Resultado de imagen de cuando despertó el dinosaurio todavía estaba allí

Hoy el escritor podría demostrar su ingenio y su originalidad escribiendo la historia más corta, como aquella en la que alguien se despierta y comprueba que el dinosaurio todavía estaba allí o la del hombre que era invisible pero nadie se percató de ello o la que me hace más gracia, cuando la pantera dice te devoraré y la espada contesta peor para ti. Hay días en que la brevedad del tiempo y la claridad de ideas van de la mano y permiten que el folio blanco o la pantalla del ordenador se vayan llenando de microrrelatos, de palabras que adquieren más sentido cuanta menos cantidad y menos sonidos tengan. Veamos algunos ejemplos que se le ocurren un jueves por la mañana:

  • El átomo te tomó de la mano y te timó.
  • El ciego alzó la mirada y no pudo ver el cielo color ceniza.
  • Él la besó y ella le dijo: -No abuses de los besos si no son bálsamos de amor.
  • La historia se repite cuando repites la misma historia que se repite.
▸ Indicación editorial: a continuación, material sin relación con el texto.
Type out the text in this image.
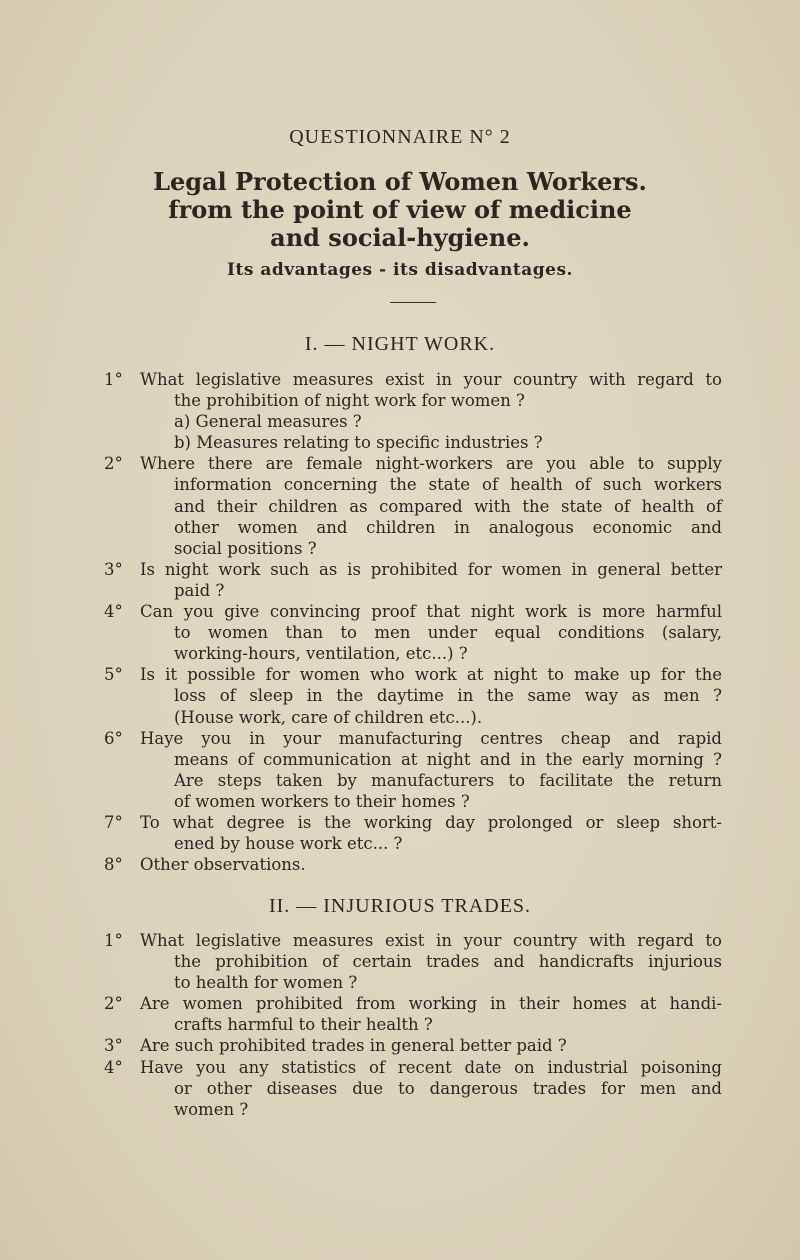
QUESTIONNAIRE N° 2
Legal Protection of Women Workers.
from the point of view of medicine
and social-hygiene.
Its advantages - its disadvantages.
I. — NIGHT WORK.
1°	What legislative measures exist in your country with regard to
the prohibition of night work for women ?
a) General measures ?
b) Measures relating to specific industries ?
2°	Where there are female night-workers are you able to supply
information concerning the state of health of such workers
and their children as compared with the state of health of
other women and children in analogous economic and
social positions ?
3°	Is night work such as is prohibited for women in general better
paid ?
4°	Can you give convincing proof that night work is more harmful
to women than to men under equal conditions (salary,
working-hours, ventilation, etc...) ?
5°	Is it possible for women who work at night to make up for the
loss of sleep in the daytime in the same way as men ?
(House work, care of children etc...).
6°	Haye you in your manufacturing centres cheap and rapid
means of communication at night and in the early morning ?
Are steps taken by manufacturers to facilitate the return
of women workers to their homes ?
7°	To what degree is the working day prolonged or sleep short-
ened by house work etc... ?
8°	Other observations.
II. — INJURIOUS TRADES.
1°	What legislative measures exist in your country with regard to
the prohibition of certain trades and handicrafts injurious
to health for women ?
2°	Are women prohibited from working in their homes at handi-
crafts harmful to their health ?
3°	Are such prohibited trades in general better paid ?
4°	Have you any statistics of recent date on industrial poisoning
or other diseases due to dangerous trades for men and
women ?
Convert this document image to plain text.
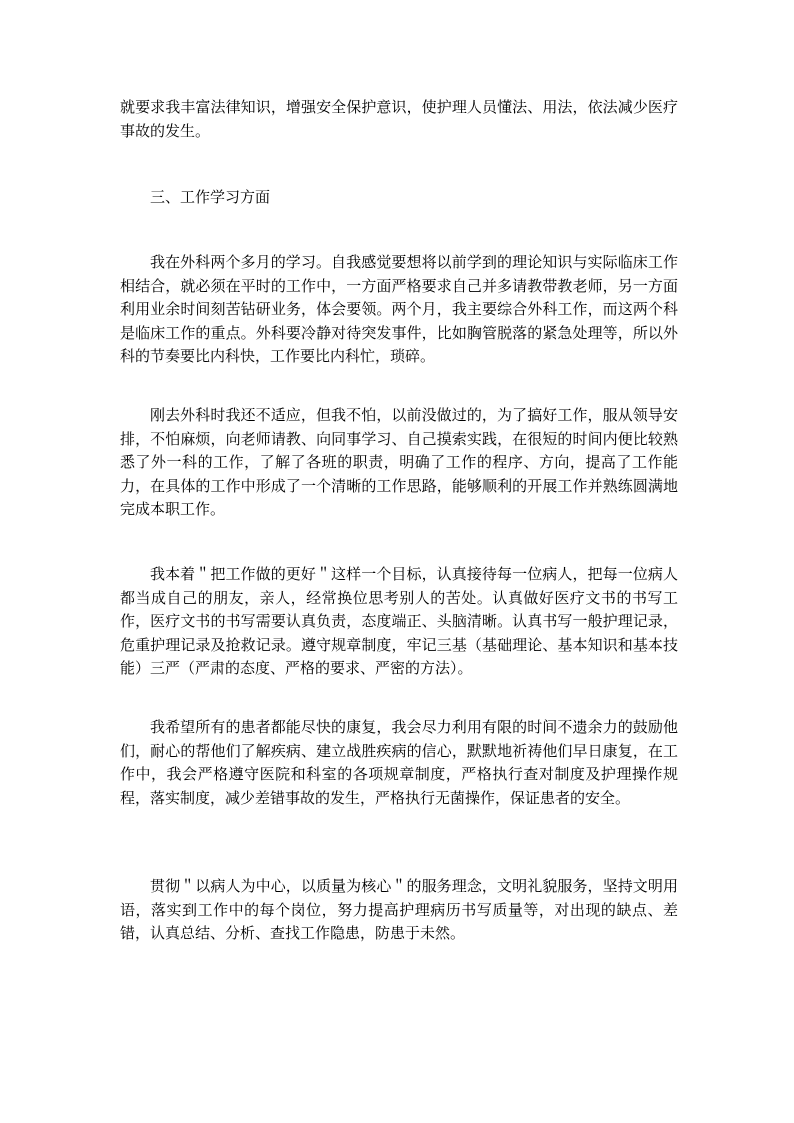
就要求我丰富法律知识，增强安全保护意识，使护理人员懂法、用法，依法减少医疗事故的发生。

三、工作学习方面

我在外科两个多月的学习。自我感觉要想将以前学到的理论知识与实际临床工作相结合，就必须在平时的工作中，一方面严格要求自己并多请教带教老师，另一方面利用业余时间刻苦钻研业务，体会要领。两个月，我主要综合外科工作，而这两个科是临床工作的重点。外科要冷静对待突发事件，比如胸管脱落的紧急处理等，所以外科的节奏要比内科快，工作要比内科忙，琐碎。

刚去外科时我还不适应，但我不怕，以前没做过的，为了搞好工作，服从领导安排，不怕麻烦，向老师请教、向同事学习、自己摸索实践，在很短的时间内便比较熟悉了外一科的工作，了解了各班的职责，明确了工作的程序、方向，提高了工作能力，在具体的工作中形成了一个清晰的工作思路，能够顺利的开展工作并熟练圆满地完成本职工作。

我本着＂把工作做的更好＂这样一个目标，认真接待每一位病人，把每一位病人都当成自己的朋友，亲人，经常换位思考别人的苦处。认真做好医疗文书的书写工作，医疗文书的书写需要认真负责，态度端正、头脑清晰。认真书写一般护理记录，危重护理记录及抢救记录。遵守规章制度，牢记三基（基础理论、基本知识和基本技能）三严（严肃的态度、严格的要求、严密的方法）。

我希望所有的患者都能尽快的康复，我会尽力利用有限的时间不遗余力的鼓励他们，耐心的帮他们了解疾病、建立战胜疾病的信心，默默地祈祷他们早日康复，在工作中，我会严格遵守医院和科室的各项规章制度，严格执行查对制度及护理操作规程，落实制度，减少差错事故的发生，严格执行无菌操作，保证患者的安全。

贯彻＂以病人为中心，以质量为核心＂的服务理念，文明礼貌服务，坚持文明用语，落实到工作中的每个岗位，努力提高护理病历书写质量等，对出现的缺点、差错，认真总结、分析、查找工作隐患，防患于未然。
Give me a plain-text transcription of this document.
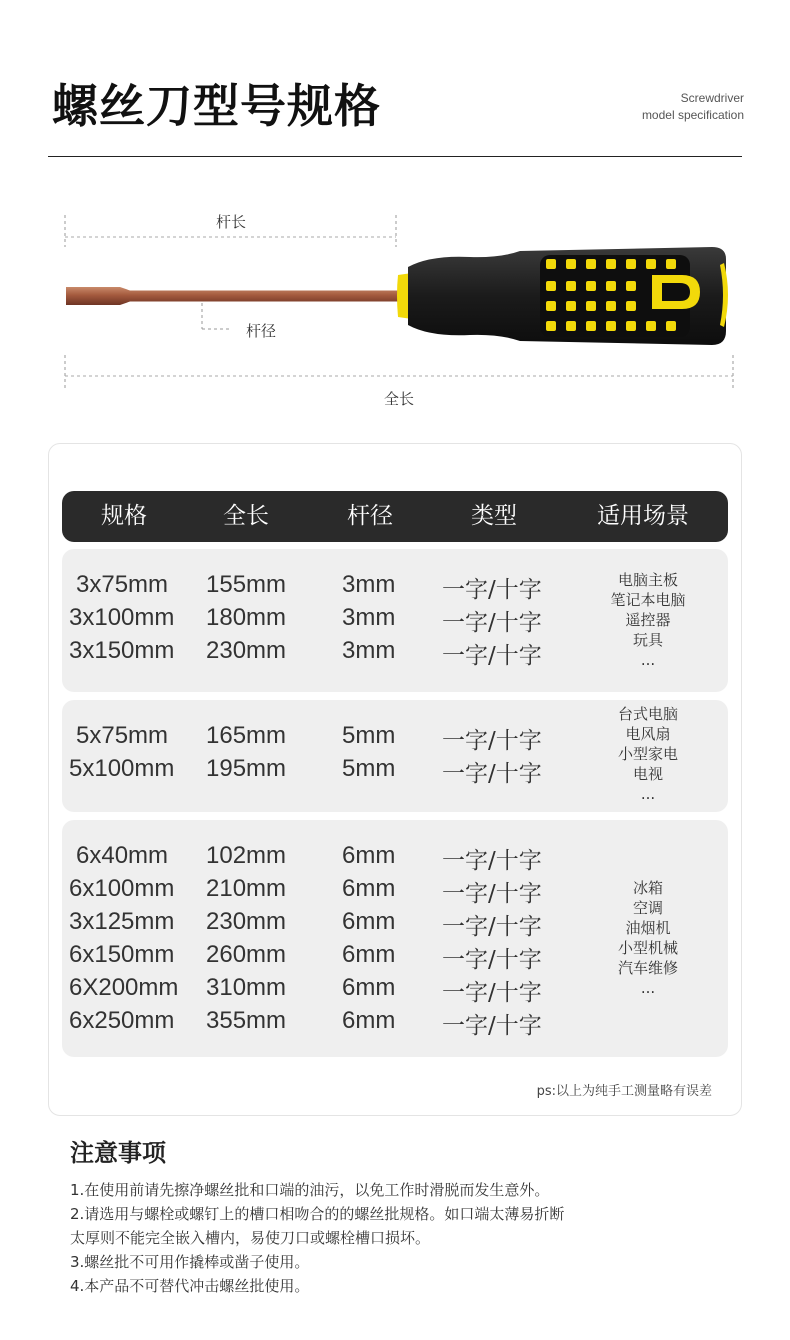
螺丝刀型号规格	Screwdriver
model specification
杆长
杆径
全长
规格	全长	杆径	类型	适用场景
3x75mm 155mm 3mm 一字/十字
3x100mm 180mm 3mm 一字/十字
3x150mm 230mm 3mm 一字/十字
电脑主板
笔记本电脑
遥控器
玩具
...
5x75mm 165mm 5mm 一字/十字
5x100mm 195mm 5mm 一字/十字
台式电脑
电风扇
小型家电
电视
...
6x40mm 102mm 6mm 一字/十字
6x100mm 210mm 6mm 一字/十字
3x125mm 230mm 6mm 一字/十字
6x150mm 260mm 6mm 一字/十字
6X200mm 310mm 6mm 一字/十字
6x250mm 355mm 6mm 一字/十字
冰箱
空调
油烟机
小型机械
汽车维修
...
ps:以上为纯手工测量略有误差
注意事项

1.在使用前请先擦净螺丝批和口端的油污，以免工作时滑脱而发生意外。

2.请选用与螺栓或螺钉上的槽口相吻合的的螺丝批规格。如口端太薄易折断

太厚则不能完全嵌入槽内，易使刀口或螺栓槽口损坏。

3.螺丝批不可用作撬棒或凿子使用。

4.本产品不可替代冲击螺丝批使用。
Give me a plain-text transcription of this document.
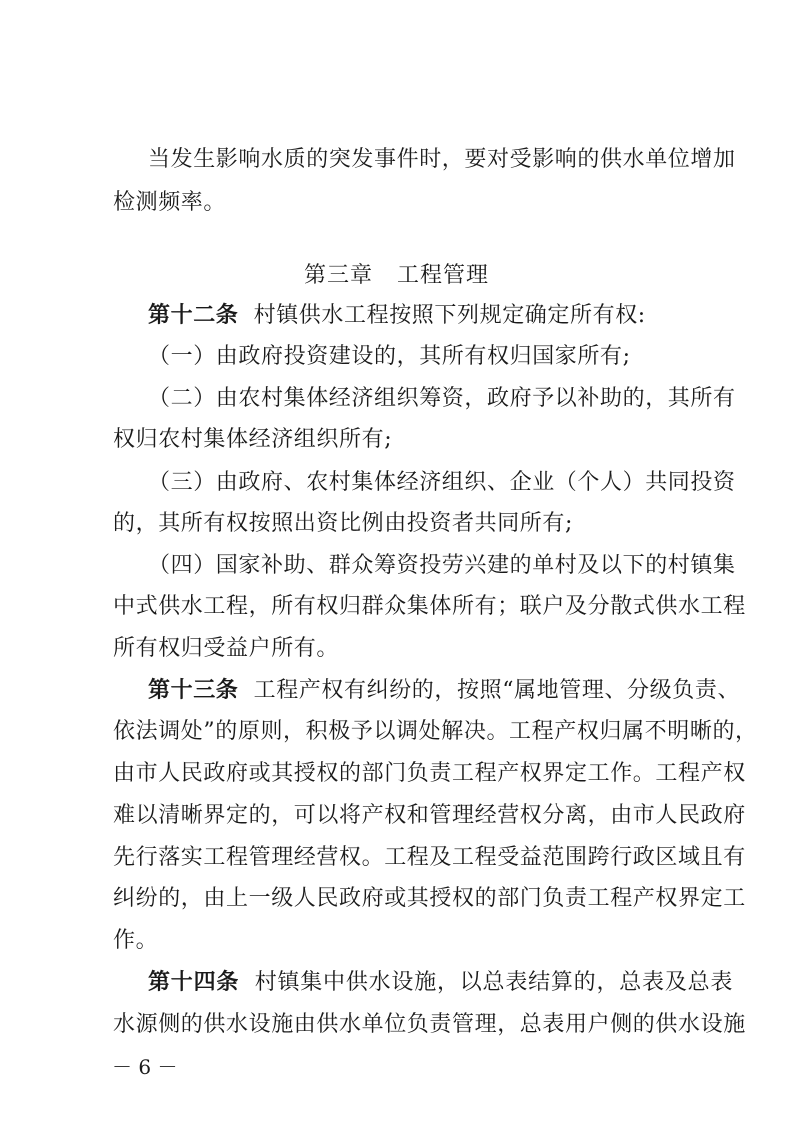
当发生影响水质的突发事件时，要对受影响的供水单位增加
检测频率。
第三章 工程管理
第十二条 村镇供水工程按照下列规定确定所有权:
（一）由政府投资建设的，其所有权归国家所有;
（二）由农村集体经济组织筹资，政府予以补助的，其所有
权归农村集体经济组织所有;
（三）由政府、农村集体经济组织、企业（个人）共同投资
的，其所有权按照出资比例由投资者共同所有;
（四）国家补助、群众筹资投劳兴建的单村及以下的村镇集
中式供水工程，所有权归群众集体所有；联户及分散式供水工程
所有权归受益户所有。
第十三条 工程产权有纠纷的，按照“属地管理、分级负责、
依法调处”的原则，积极予以调处解决。工程产权归属不明晰的，
由市人民政府或其授权的部门负责工程产权界定工作。工程产权
难以清晰界定的，可以将产权和管理经营权分离，由市人民政府
先行落实工程管理经营权。工程及工程受益范围跨行政区域且有
纠纷的，由上一级人民政府或其授权的部门负责工程产权界定工
作。
第十四条 村镇集中供水设施，以总表结算的，总表及总表
水源侧的供水设施由供水单位负责管理，总表用户侧的供水设施
－ 6 －
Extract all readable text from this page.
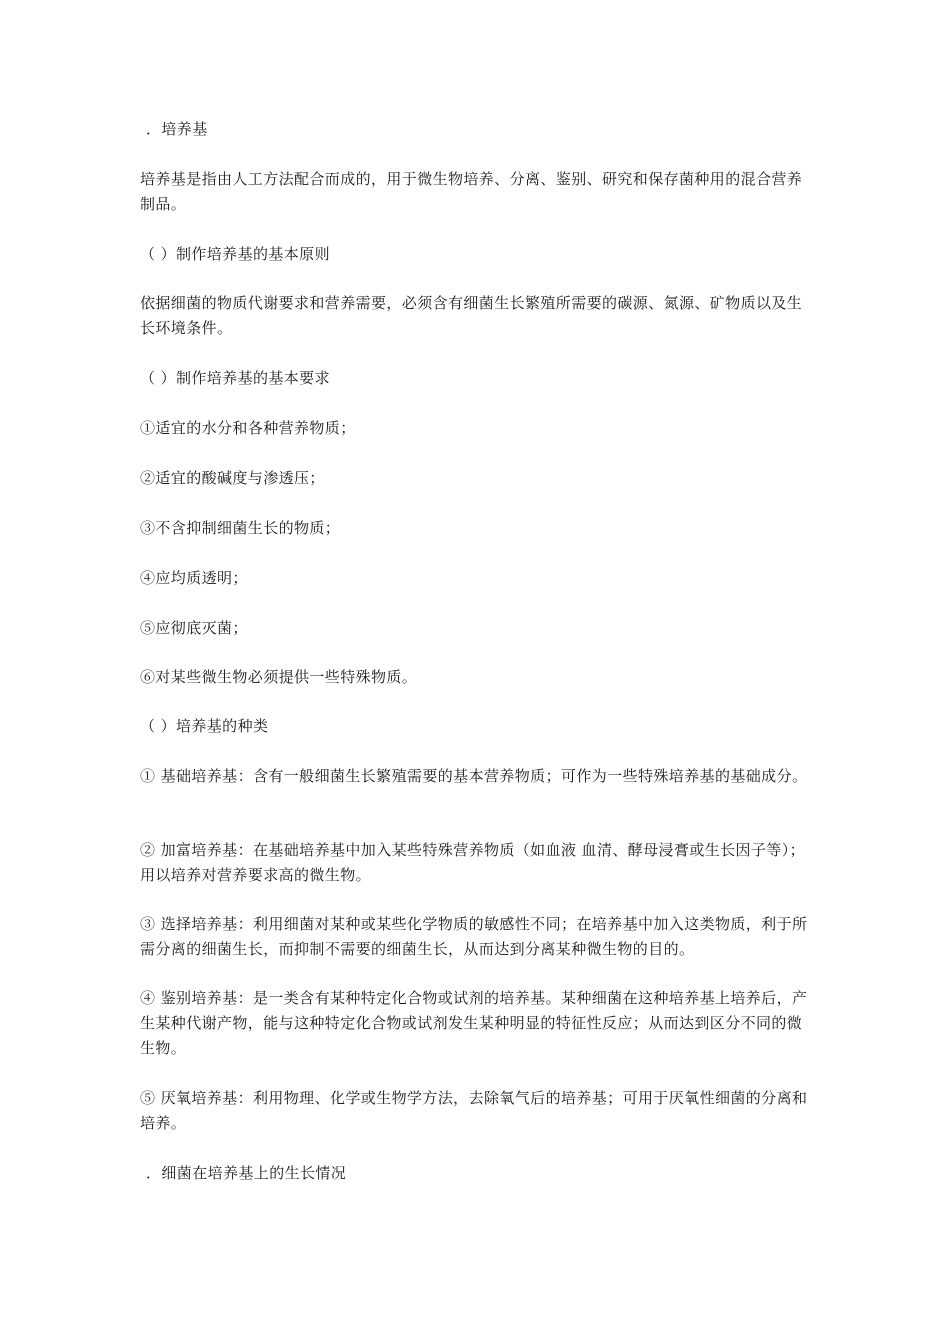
．培养基
培养基是指由人工方法配合而成的，用于微生物培养、分离、鉴别、研究和保存菌种用的混合营养制品。
（ ）制作培养基的基本原则
依据细菌的物质代谢要求和营养需要，必须含有细菌生长繁殖所需要的碳源、氮源、矿物质以及生长环境条件。
（ ）制作培养基的基本要求
①适宜的水分和各种营养物质；
②适宜的酸碱度与渗透压；
③不含抑制细菌生长的物质；
④应均质透明；
⑤应彻底灭菌；
⑥对某些微生物必须提供一些特殊物质。
（ ）培养基的种类
① 基础培养基：含有一般细菌生长繁殖需要的基本营养物质；可作为一些特殊培养基的基础成分。
② 加富培养基：在基础培养基中加入某些特殊营养物质（如血液 血清、酵母浸膏或生长因子等）；用以培养对营养要求高的微生物。
③ 选择培养基：利用细菌对某种或某些化学物质的敏感性不同；在培养基中加入这类物质，利于所需分离的细菌生长，而抑制不需要的细菌生长，从而达到分离某种微生物的目的。
④ 鉴别培养基：是一类含有某种特定化合物或试剂的培养基。某种细菌在这种培养基上培养后，产生某种代谢产物，能与这种特定化合物或试剂发生某种明显的特征性反应；从而达到区分不同的微生物。
⑤ 厌氧培养基：利用物理、化学或生物学方法，去除氧气后的培养基；可用于厌氧性细菌的分离和培养。
．细菌在培养基上的生长情况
Así podría continuar varias líneas más, alineando palabras y frases que demuestran el ingenio y que satisfacen su deseo de originalidad. Pero un inoportuno ataque  de tos le hace derramar el vaso de agua que tiene siempre sobre la mesa y que cae sobre el teclado del ordenador, creando un caos de lápices y bolígrafos que vuelan descontrolados, sillas arrastradas de golpe, carreras para ir rápidamente en busca de trapos que empapen las superficies e impidan que el desastre sea mayor, hojas y libros mojados, maldiciones e improperios por la torpeza, gritos de la mujer desde la cocina preguntando sobre el desastre. Las musas corren despavoridas y asustadas y dejan al pobre aprendiz de escritor mascullando insultos y deseando que el dinosaurio se coma al hombre invisible, a la pantera o a su mujer, que sigue gritando en la cocina.